The Spawn of WarA Poem by David Lewis PagetHe met his Dad for the first time when His father came marching home, After the war to end all wars From London through to Rome. He’d never seen him before he stooped As if to pluck out a thorn, And asked his Ma in his army suit, ‘Just when was the young one born?’
He hadn’t been home for five long years And Jeremy then was four, He constantly seemed to be adding up The years that he’d been at war, His Ma would say, ‘He’s a miracle, Young Jeremy went full term, I carried him for a year,’ she said, ‘It must have been wartime sperm!’
Then his father growled, and his mother howled As he placed her on his knee, And running his hand on sacred ground Said, ‘all this belongs to me!’ His mother cried when he said she lied In the years of his growing up, And treated him, apart from the rest When he called him a ‘scoundrel’s pup.’
His father clung to his Khaki suit It was washed and pressed each week, ‘You never know when they’ll call me up If this treaty doesn’t keep.’ He worked back down in the coal mines where He’d emerged to answer the call, Black from coal like a demon’s soul But he’d gone, to fight for them all.
But Jeremy never saw him smile, He never could do enough, The others would go on trips the while But Jeremy got a cuff, ‘What have I done,’ he’d often say As his father sat and yawned, ‘Don’t come bothering me today,’ And mutter of ‘wartime spawn.’
The years went on and the son had gone To live on his own, nearby, But always came to visit his folks Each month, till the one July He came around to the house and found That the dust his father choked, Was sat so deep in his lungs that he Had suffered a massive stroke.
‘Your father’s down in the hospital, He might not ever come out,’ His mother cried, while his brother, Clyde, ‘He’s all washed up,’ he’d shout.

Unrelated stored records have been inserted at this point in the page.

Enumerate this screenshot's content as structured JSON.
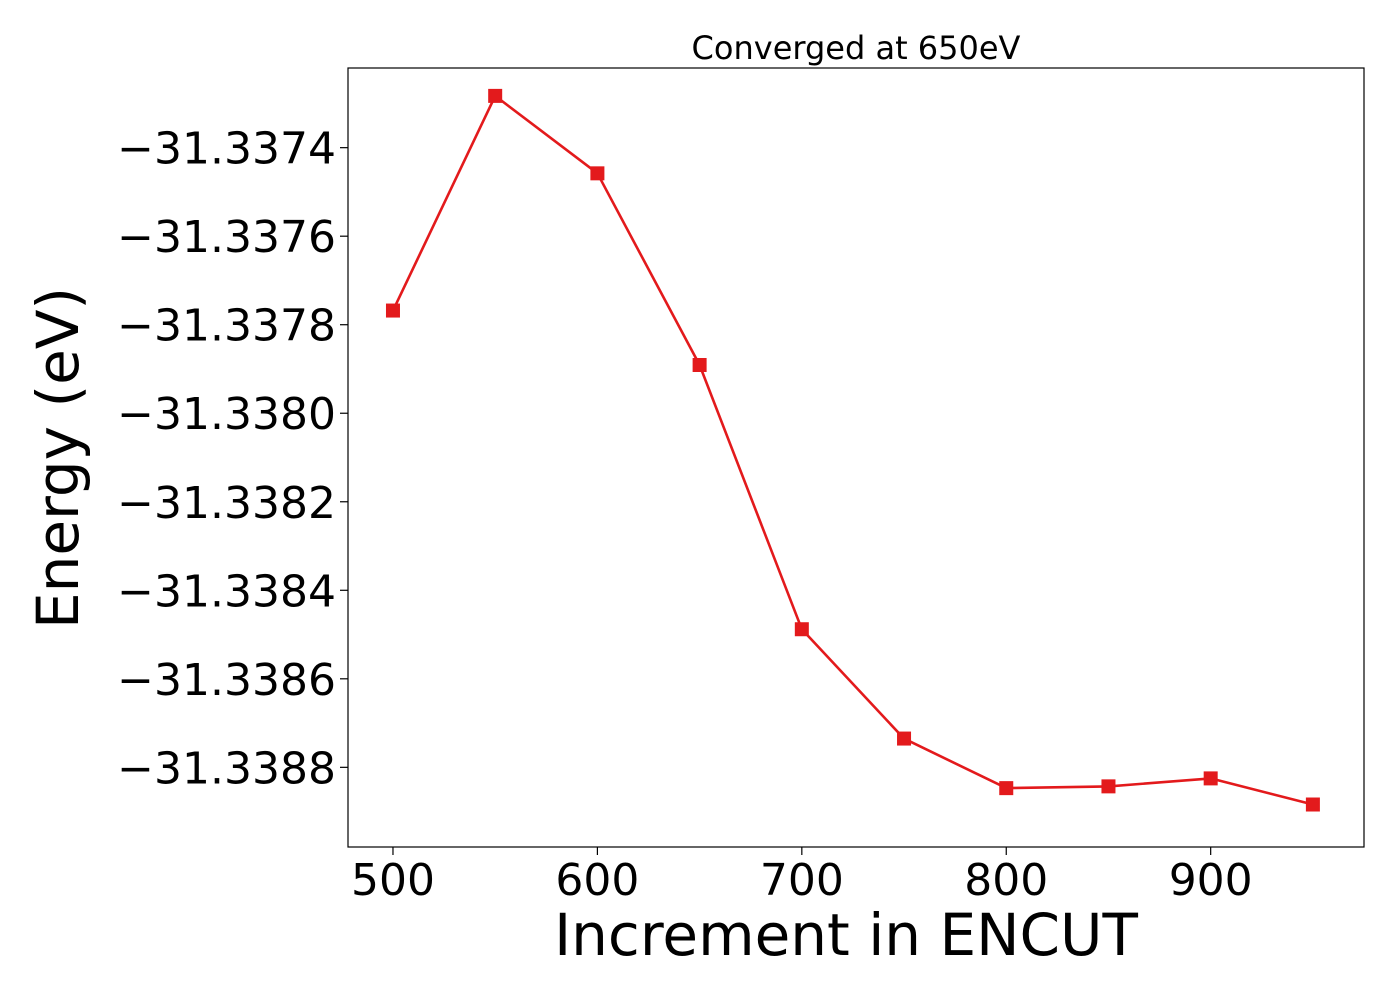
{
  "chart_data": {
    "type": "line",
    "title": "Converged at 650eV",
    "xlabel": "Increment in ENCUT",
    "ylabel": "Energy (eV)",
    "xlim": [
      478,
      975
    ],
    "ylim": [
      -31.33898,
      -31.33722
    ],
    "x_ticks": [
      500,
      600,
      700,
      800,
      900
    ],
    "x_tick_labels": [
      "500",
      "600",
      "700",
      "800",
      "900"
    ],
    "y_ticks": [
      -31.3374,
      -31.3376,
      -31.3378,
      -31.338,
      -31.3382,
      -31.3384,
      -31.3386,
      -31.3388
    ],
    "y_tick_labels": [
      "−31.3374",
      "−31.3376",
      "−31.3378",
      "−31.3380",
      "−31.3382",
      "−31.3384",
      "−31.3386",
      "−31.3388"
    ],
    "grid": false,
    "legend": "none",
    "series": [
      {
        "color": "#e31a1c",
        "marker": "square",
        "x": [
          500,
          550,
          600,
          650,
          700,
          750,
          800,
          850,
          900,
          950
        ],
        "y": [
          -31.337768,
          -31.337283,
          -31.337458,
          -31.337891,
          -31.338488,
          -31.338735,
          -31.338847,
          -31.338843,
          -31.338825,
          -31.338884
        ]
      }
    ]
  }
}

The others wouldn’t go visit him They had much too much to do, So Jeremy took his favourite book To visit him in Ward 2.
His father sat in a wheelchair there And he looked up in surprise, ‘Nobody’s come to see me, lad,’ He said, with tears in his eyes. ‘Why, of all people, would you come,’ As he helped him into his cot, ‘What do you think, you silly old man, You’re the only Dad I’ve got!’
And he read to him from his favourite book And he sat and held his hand, And the years of hurt that disconcert Lay buried in No Man’s Land, For the feeling came back in his limbs As the father did atone, And Jeremy came, the spawn of war, ‘Come on, I’m taking you home!’